Sandrine Maurial


Article de SANDRINE MAURIAL intitulé « La chair entre l’organique et le numérique » dans le cadre d’une publication des actes du colloque « La chair à l’image », juin 2005 organisé par Le Séminaire d’ Etude et de Recherche Image (SERI) et l’Université de Nancy2, IECA et GRICP.
Extrait du texte La chair entre l’organique et le numérique
Publication suite à la conférence du 16 juin 2005

LA CHAIR SENS DESSUS DESSOUS
La notion de « chair » est ainsi étrange, elle indique tout à la fois l’intérieur et l’extérieur du corps, les deux côtés de la peau, celui des pores et des poils, et celui de sang et de graisse qui enveloppe nos organes et nos os.
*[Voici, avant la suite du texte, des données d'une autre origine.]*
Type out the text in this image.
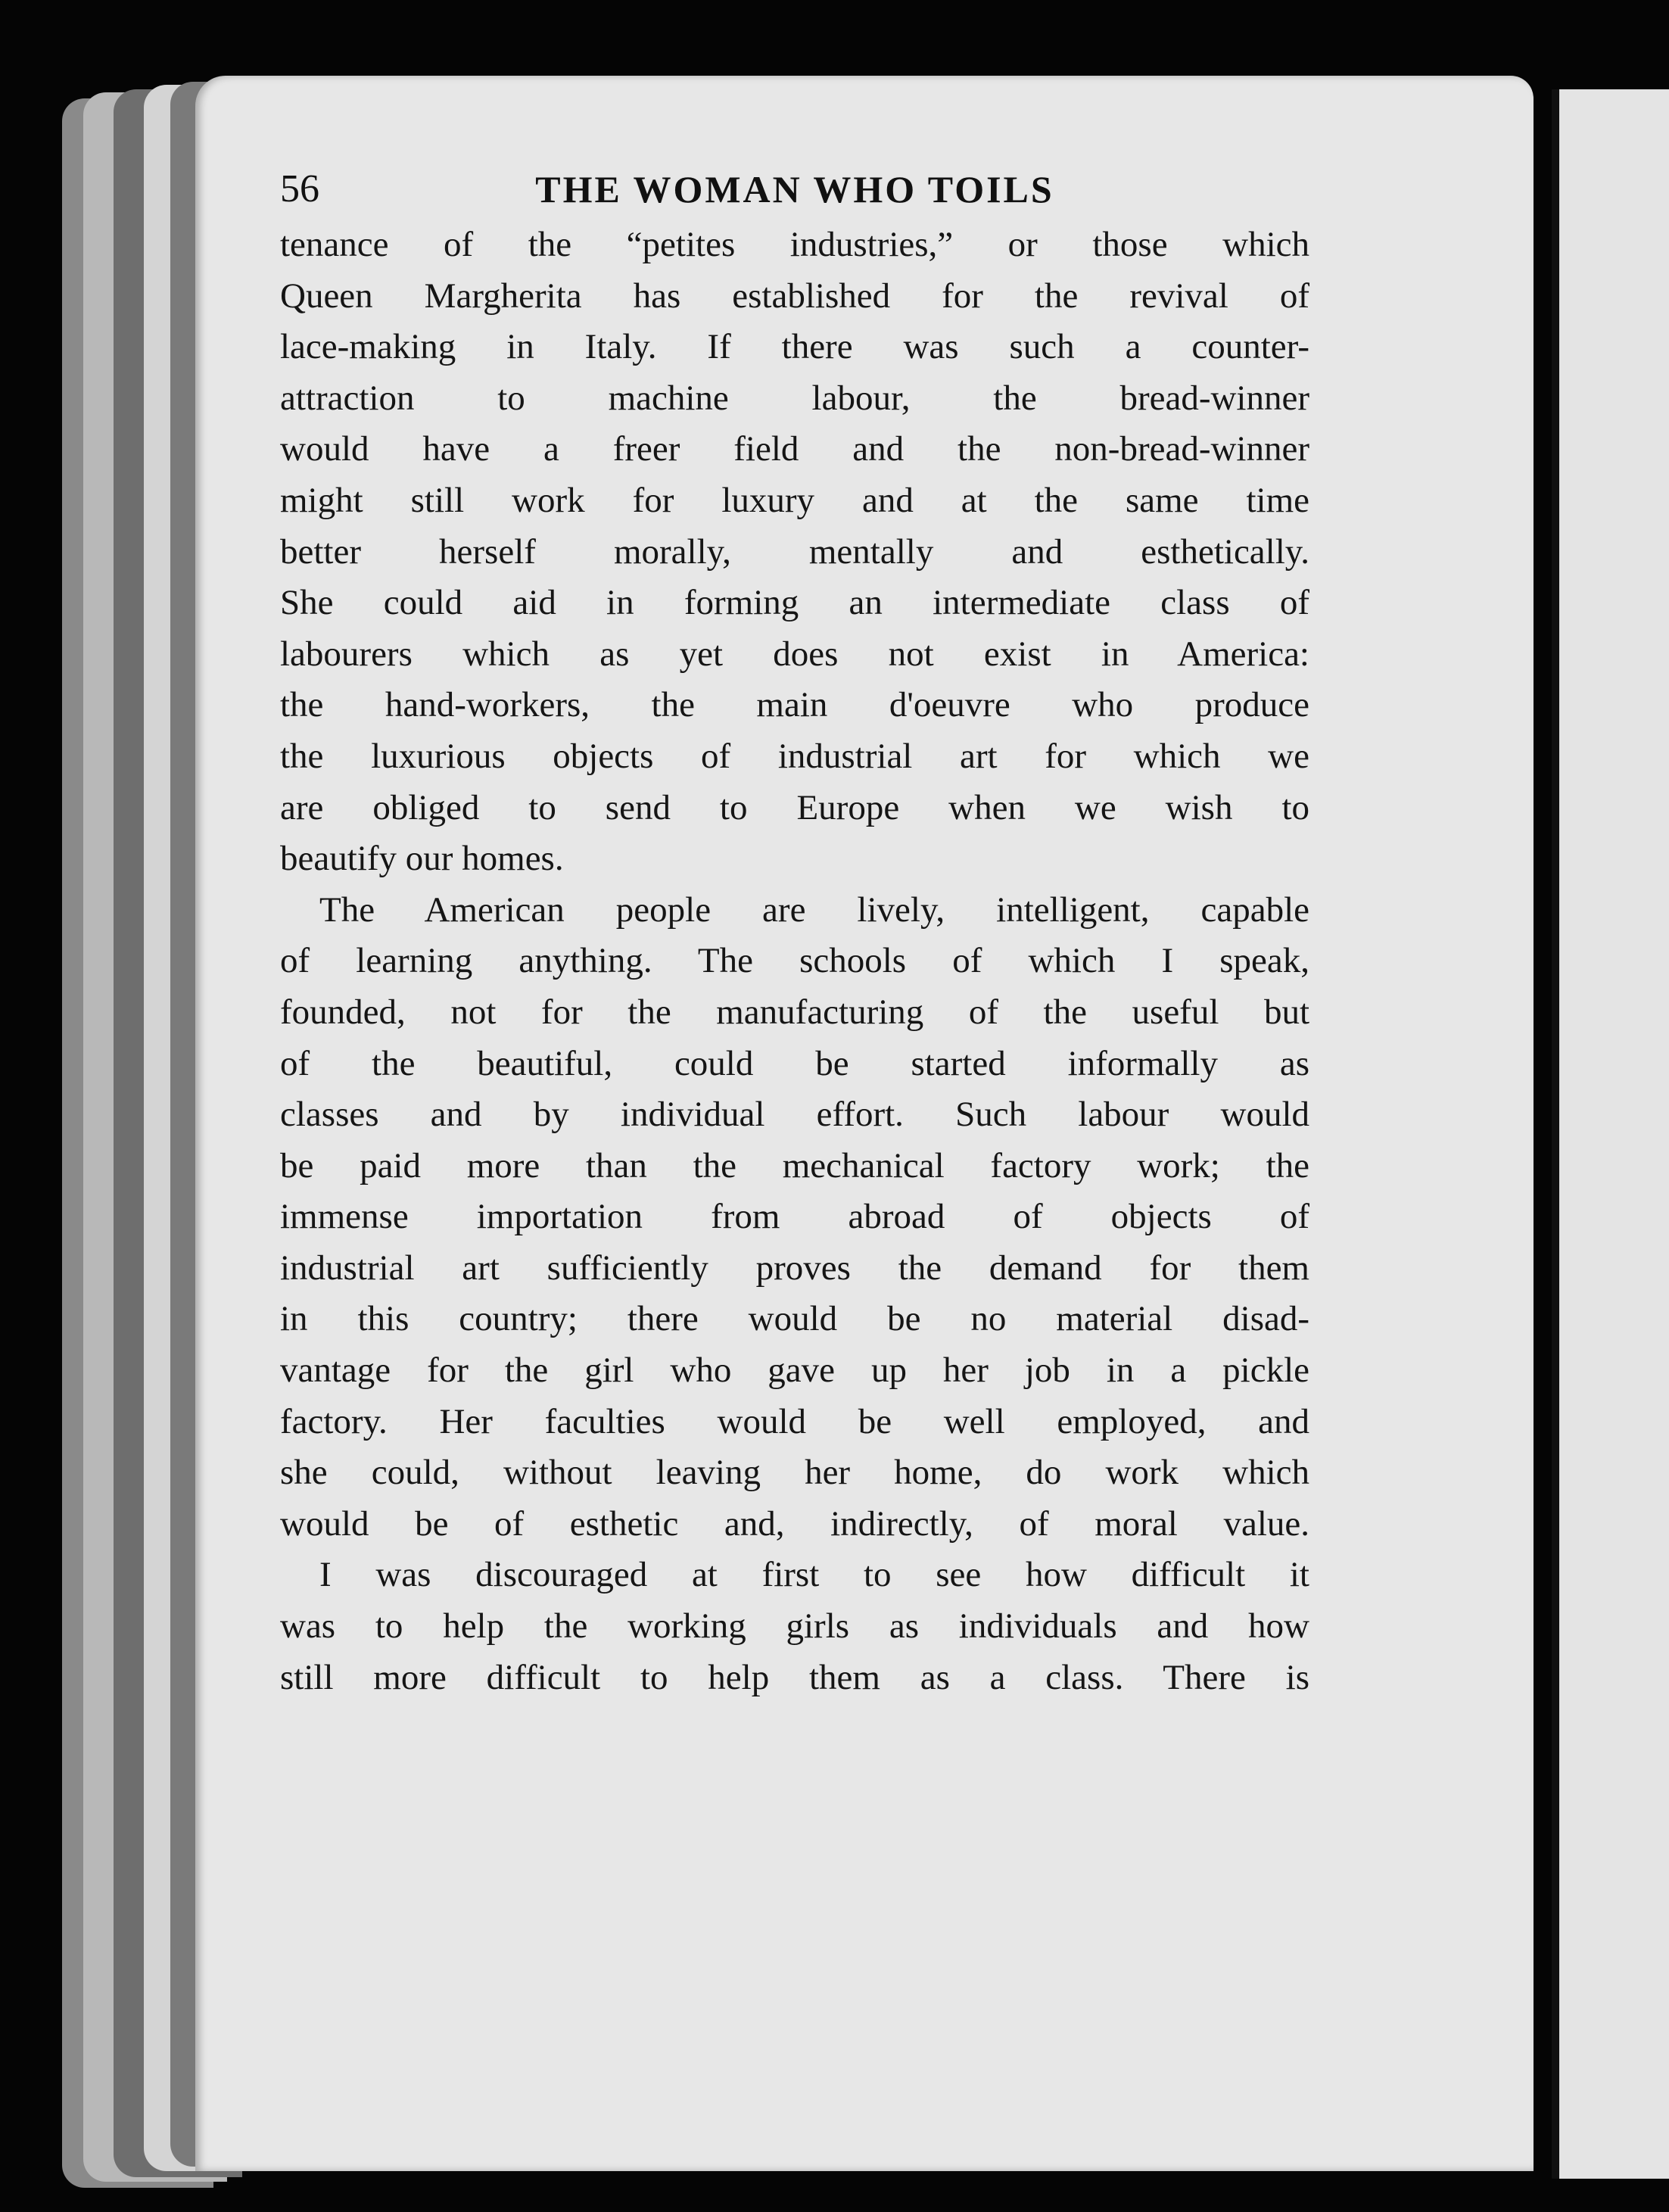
56	THE WOMAN WHO TOILS
tenance of the “petites industries,” or those which
Queen Margherita has established for the revival of
lace-making in Italy. If there was such a counter-
attraction to machine labour, the bread-winner
would have a freer field and the non-bread-winner
might still work for luxury and at the same time
better herself morally, mentally and esthetically.
She could aid in forming an intermediate class of
labourers which as yet does not exist in America:
the hand-workers, the main d'oeuvre who produce
the luxurious objects of industrial art for which we
are obliged to send to Europe when we wish to
beautify our homes.
The American people are lively, intelligent, capable
of learning anything. The schools of which I speak,
founded, not for the manufacturing of the useful but
of the beautiful, could be started informally as
classes and by individual effort. Such labour would
be paid more than the mechanical factory work; the
immense importation from abroad of objects of
industrial art sufficiently proves the demand for them
in this country; there would be no material disad-
vantage for the girl who gave up her job in a pickle
factory. Her faculties would be well employed, and
she could, without leaving her home, do work which
would be of esthetic and, indirectly, of moral value.
I was discouraged at first to see how difficult it
was to help the working girls as individuals and how
still more difficult to help them as a class. There is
La chair désigne aussi la carne, le sanglant absolu, l’informe, l’intérieur du corps en opposition à sa blanche surface. Dans ce chemin de l’extérieur vers l’intérieur des choses, l’artiste Régine Cirotteau[1] réunit aussi bien la chair organique que la chair numérique dans ses travaux photographiques et vidéographiques. Effectivement, son art est imprégné des fonctions du vivant suscitant des fantasmes et des angoisses qui convoquent le corporel tout en soulignant la dimension plastique et organique des images numériques. Généralement, ses photographies sont au départ analogiques puis capturées et numérisées par l’ordinateur, elles se parent ensuite d’une seconde peau, recomposée pixel par pixel sur l’écran selon les intentions esthétiques de l’artiste. Par un strip-tease subtil, ses images offrent une confusion singulière entre la peau et l’organique dans un jeu de voiles et de strates. Des fragments de corps se perçoivent soit comme des cires, des cadavres ou de la chair vive. Elle suggère la chair dans ses acceptions différentes en tant qu’extériorité du corps ainsi que membrane, muqueuse, issues du côté primitif, trouble et informe de nous-mêmes. Dès lors, la chair se perçoit plastiquement comme une viande, une carne prête à être triturer mais aussi comme une pulpe de fruit savoureuse dans toute sa sensualité et son plaisir. Cette chair à la fois visqueuse et sensuelle se rapproche du physique et du corporel.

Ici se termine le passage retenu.